第12話 長い1日の終わり
あまりにも長い時間バスルームから出てこなかったのだ様子を見に行くと、キーラはがくりとうなだれて深く眠りこんでいたので、体を拭いて寝室着を着せ、ゲストルームのベッドへ運んだのだ、とラム入りのホットミルクが入ったマグカップを手に部屋へと戻ってきたオードリーがいった。
「随分と疲れて眠いのは知っていたのに……あなたを殺してしまうところだった」ベッド脇の椅子に腰掛けたオードリーはいった。
「でも死んでない」上体を起こして座り、手に温かいマグカップを持ったキーラはいった。正直何かを飲むような気分ではなかったが、脱水症状を心配して持ってきてくれたものを無碍にはできず、一口だけ飲んで手の中に収めていた。

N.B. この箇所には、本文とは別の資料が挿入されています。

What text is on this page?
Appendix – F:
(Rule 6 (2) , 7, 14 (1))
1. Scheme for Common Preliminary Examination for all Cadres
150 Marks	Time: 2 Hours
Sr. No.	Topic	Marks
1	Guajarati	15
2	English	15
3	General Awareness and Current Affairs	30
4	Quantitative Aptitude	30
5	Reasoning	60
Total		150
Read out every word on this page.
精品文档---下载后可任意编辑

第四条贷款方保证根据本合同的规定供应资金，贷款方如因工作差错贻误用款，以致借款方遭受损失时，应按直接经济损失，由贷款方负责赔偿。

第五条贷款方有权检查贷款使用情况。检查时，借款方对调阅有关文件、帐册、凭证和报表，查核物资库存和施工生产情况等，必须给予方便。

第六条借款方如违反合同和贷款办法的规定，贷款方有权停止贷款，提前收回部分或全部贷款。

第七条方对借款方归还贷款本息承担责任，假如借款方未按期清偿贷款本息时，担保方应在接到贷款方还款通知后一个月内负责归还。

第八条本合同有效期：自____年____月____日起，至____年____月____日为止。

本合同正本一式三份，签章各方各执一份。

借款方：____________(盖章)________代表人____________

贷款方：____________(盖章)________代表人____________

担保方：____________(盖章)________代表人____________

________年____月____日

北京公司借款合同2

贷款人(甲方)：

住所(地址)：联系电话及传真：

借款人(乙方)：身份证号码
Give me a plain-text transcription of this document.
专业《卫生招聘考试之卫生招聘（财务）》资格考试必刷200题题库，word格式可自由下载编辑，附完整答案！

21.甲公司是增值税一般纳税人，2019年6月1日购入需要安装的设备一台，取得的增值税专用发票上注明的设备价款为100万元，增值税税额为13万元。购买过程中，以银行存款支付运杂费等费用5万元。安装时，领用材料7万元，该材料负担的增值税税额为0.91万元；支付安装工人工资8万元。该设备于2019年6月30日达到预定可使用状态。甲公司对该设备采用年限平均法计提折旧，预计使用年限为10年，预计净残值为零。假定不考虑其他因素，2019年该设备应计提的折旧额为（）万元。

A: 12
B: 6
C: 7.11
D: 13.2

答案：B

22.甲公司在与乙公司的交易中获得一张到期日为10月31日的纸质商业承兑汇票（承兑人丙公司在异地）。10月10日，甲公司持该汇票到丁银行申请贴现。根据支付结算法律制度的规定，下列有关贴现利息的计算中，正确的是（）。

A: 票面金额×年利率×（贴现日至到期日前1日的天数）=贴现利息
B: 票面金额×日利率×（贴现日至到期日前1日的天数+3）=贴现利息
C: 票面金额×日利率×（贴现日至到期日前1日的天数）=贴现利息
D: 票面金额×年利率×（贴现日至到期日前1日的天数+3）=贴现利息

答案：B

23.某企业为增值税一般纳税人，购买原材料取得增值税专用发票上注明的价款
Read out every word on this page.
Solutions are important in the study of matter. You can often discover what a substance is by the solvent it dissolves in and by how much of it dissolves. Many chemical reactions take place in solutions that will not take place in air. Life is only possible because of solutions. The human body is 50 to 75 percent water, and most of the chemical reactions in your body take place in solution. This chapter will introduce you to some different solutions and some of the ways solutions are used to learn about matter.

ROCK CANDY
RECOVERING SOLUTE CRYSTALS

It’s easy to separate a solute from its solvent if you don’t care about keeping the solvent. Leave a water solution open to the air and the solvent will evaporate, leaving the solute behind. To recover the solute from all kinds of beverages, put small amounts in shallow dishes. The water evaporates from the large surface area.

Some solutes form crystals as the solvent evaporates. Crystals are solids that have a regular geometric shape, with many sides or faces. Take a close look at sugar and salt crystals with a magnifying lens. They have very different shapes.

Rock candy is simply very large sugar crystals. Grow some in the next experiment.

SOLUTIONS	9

「ええ、そうだね」とオードリー。「あなたは生きているし、私は殺人犯になっていない」
「その通り。二人とも無事だよ」キーラは冗談に応じて笑顔を見せた。
オードリーは立ち上がり、ナイトテーブルの上のハードカバー本を取り上げた。
「私はそろそろ出ていこうかな。あなたもそろそろ一人で休みたいでしょう?」
「……あの、さ」切り出したキーラの言葉は歯切れが悪かった。「ここまでしてもらっておいて今さら聞くのもおかしな話なんだけど、私、ここに泊まっていってもいいの?」
「ええ、もちろん」オードリーはくすりと笑った。「寝室着まで貸しておいて、もう夜も遅いから帰ってなんて言うはずがないでしょう?」
「あは、うん、確かに。それもそうだね」とキーラはつられて笑いながらいった。「ありがとう。明日、絶対に埋め合わせするから」
「嬉しいけど、無理はしないで」
言い残すと、オードリーはゲストルームを出て行った。
キーラはもう一口だけホットミルクを口へ運び、マグカップをナイトテーブルに置いた。
ベッドの中に潜り、枕に頭をのせて目を閉じる。部屋に光を満たしていたランタンがそっと灯りを小さくし、主導権を暗闇に譲った。